Dalam perspektif intelijen, persoalan tersebut harus diantisipasi sejak awal.
Intelijen tidak semestinya hanya bergerak setelah konflik pecah. Intelijen justru harus mampu mendeteksi potensi konflik sebelum menjadi kekerasan.
Karena itu, Pansus DPD RI dapat menjadi salah satu instrumen politik untuk mengidentifikasi titik-titik rawan tersebut.
“Early warning harus menjadi salah satu fungsi penting. Jangan menunggu masyarakat melakukan protes besar, kemudian aparat turun. Negara harus mengetahui lebih awal apa yang membuat masyarakat tidak puas,” katanya.
Hasilkan Rekomendasi yang Mengubah Kebijakan
Persoalan berikutnya adalah efektivitas Otonomi Khusus (Otsus) Papua.
Amir mengatakan, evaluasi terhadap Otsus tidak boleh dilakukan secara hitam-putih.
Tidak tepat apabila seluruh kegagalan pembangunan di Papua semata-mata dituduhkan kepada pemerintah pusat. Sebaliknya, pemerintah daerah juga harus dievaluasi terkait kapasitas birokrasi, tata kelola anggaran dan efektivitas program pembangunan.
“Pertanyaannya bukan hanya berapa besar uang yang sudah diberikan negara kepada Papua. Pertanyaan yang lebih penting adalah ke mana uang itu mengalir, siapa yang menikmati, bagaimana dampaknya terhadap masyarakat dan mengapa berbagai persoalan mendasar masih muncul,” ujarnya.
Menurut dia, audit terhadap efektivitas kebijakan Otsus harus menjadi bagian dari evaluasi menyeluruh.
Dengan demikian, Pansus tidak hanya menghasilkan daftar persoalan, tetapi dapat memberikan rekomendasi konkret kepada pemerintah dan lembaga negara.
Amir mengingatkan bahwa tantangan terbesar Pansus bukan ketika melakukan kunjungan lapangan, melainkan bagaimana memastikan temuan tersebut diterjemahkan menjadi kebijakan.
Kunjungan ke Maybrat dan Timika, misalnya, harus menghasilkan pemetaan masalah yang jelas.
Pemetaan tersebut dapat mencakup konflik tanah, persoalan masyarakat adat, keamanan, pengungsi, pembangunan, pendidikan, kesehatan, kemiskinan, tata kelola pemerintahan dan hubungan antara masyarakat dengan aparat.
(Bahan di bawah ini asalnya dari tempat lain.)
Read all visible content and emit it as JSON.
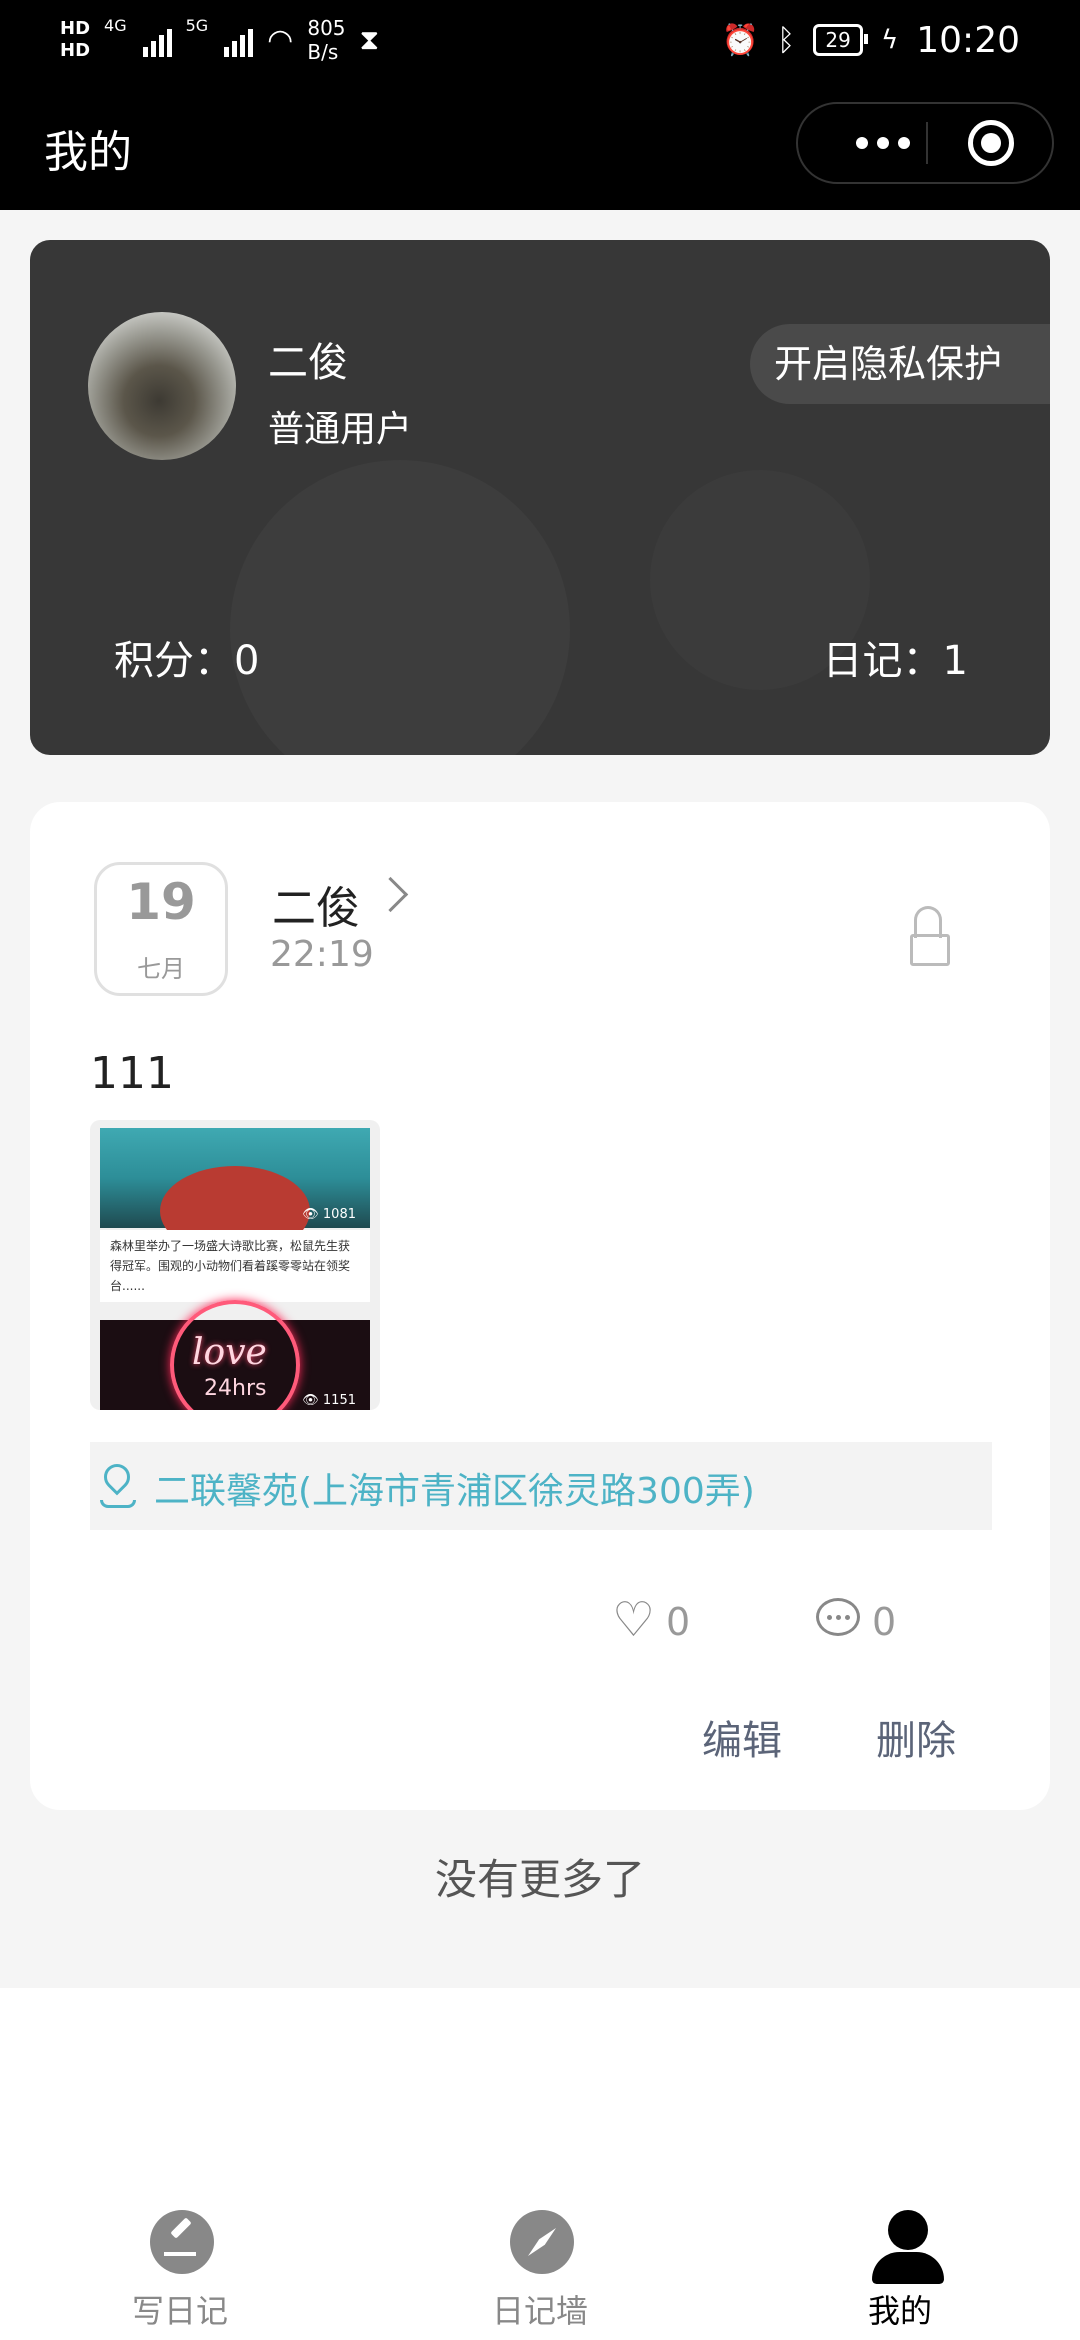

“Kalau Pansus datang, mendengar masyarakat, kemudian pulang dan membuat laporan yang akhirnya hanya disimpan di meja parlemen, maka manfaatnya sangat kecil. Pansus harus menghasilkan rekomendasi yang bisa mengubah kebijakan,” tegasnya.
Waspada Internalisasi Isu Papua
Dalam analisis intelijen, Amir menyebut salah satu indikator yang paling penting dalam membaca konflik adalah tingkat kepercayaan masyarakat kepada negara.
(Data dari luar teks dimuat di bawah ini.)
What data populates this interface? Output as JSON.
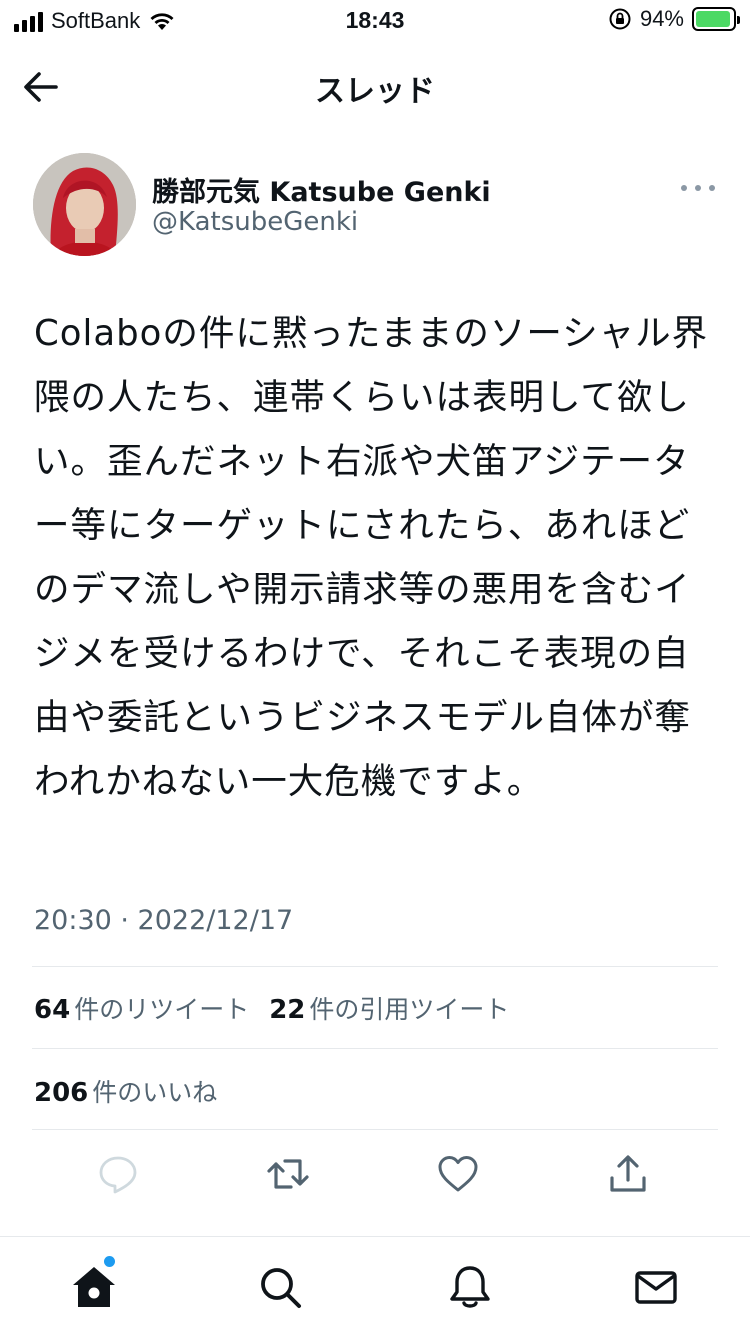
{
  "status_bar": {
    "carrier": "SoftBank",
    "time": "18:43",
    "battery_percent": "94%",
    "battery_level": 0.94,
    "battery_color": "#4cd964"
  },
  "nav": {
    "title": "スレッド",
    "back_icon": "arrow-left-icon"
  },
  "tweet": {
    "author_name": "勝部元気 Katsube Genki",
    "author_handle": "@KatsubeGenki",
    "text": "Colaboの件に黙ったままのソーシャル界隈の人たち、連帯くらいは表明して欲しい。歪んだネット右派や犬笛アジテーター等にターゲットにされたら、あれほどのデマ流しや開示請求等の悪用を含むイジメを受けるわけで、それこそ表現の自由や委託というビジネスモデル自体が奪われかねない一大危機ですよ。",
    "timestamp": "20:30 · 2022/12/17"
  },
  "stats": {
    "retweets_count": "64",
    "retweets_label": "件のリツイート",
    "quotes_count": "22",
    "quotes_label": "件の引用ツイート",
    "likes_count": "206",
    "likes_label": "件のいいね"
  },
  "actions": [
    "reply-icon",
    "retweet-icon",
    "like-icon",
    "share-icon"
  ],
  "tabbar": {
    "tabs": [
      "home-icon",
      "search-icon",
      "notifications-icon",
      "messages-icon"
    ],
    "accent": "#1d9bf0"
  }
}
Ketika kepercayaan menurun, berbagai persoalan kecil dapat berkembang menjadi konflik yang lebih besar.
Karena itu, pendekatan pembangunan harus berjalan bersamaan dengan pendekatan keamanan.
“Keamanan tanpa keadilan akan menghasilkan ketegangan baru. Pembangunan tanpa partisipasi masyarakat juga dapat menimbulkan konflik baru. Karena itu, pendekatan Papua harus komprehensif,” katanya.
Ia menambahkan, negara perlu membangun mekanisme komunikasi yang lebih kuat dengan masyarakat adat, gereja, tokoh masyarakat, pemuda dan kelompok-kelompok lokal.
Tokoh agama, menurut dia, bahkan mempunyai posisi strategis karena memiliki legitimasi sosial yang kuat di tengah masyarakat.
Amir juga mengingatkan adanya kemungkinan internasionalisasi isu Papua apabila persoalan HAM dan konflik terus berlarut.
Menurut dia, isu Papua dapat masuk ke forum-forum internasional melalui berbagai jalur, termasuk jaringan masyarakat sipil, organisasi HAM maupun negara-negara Pasifik.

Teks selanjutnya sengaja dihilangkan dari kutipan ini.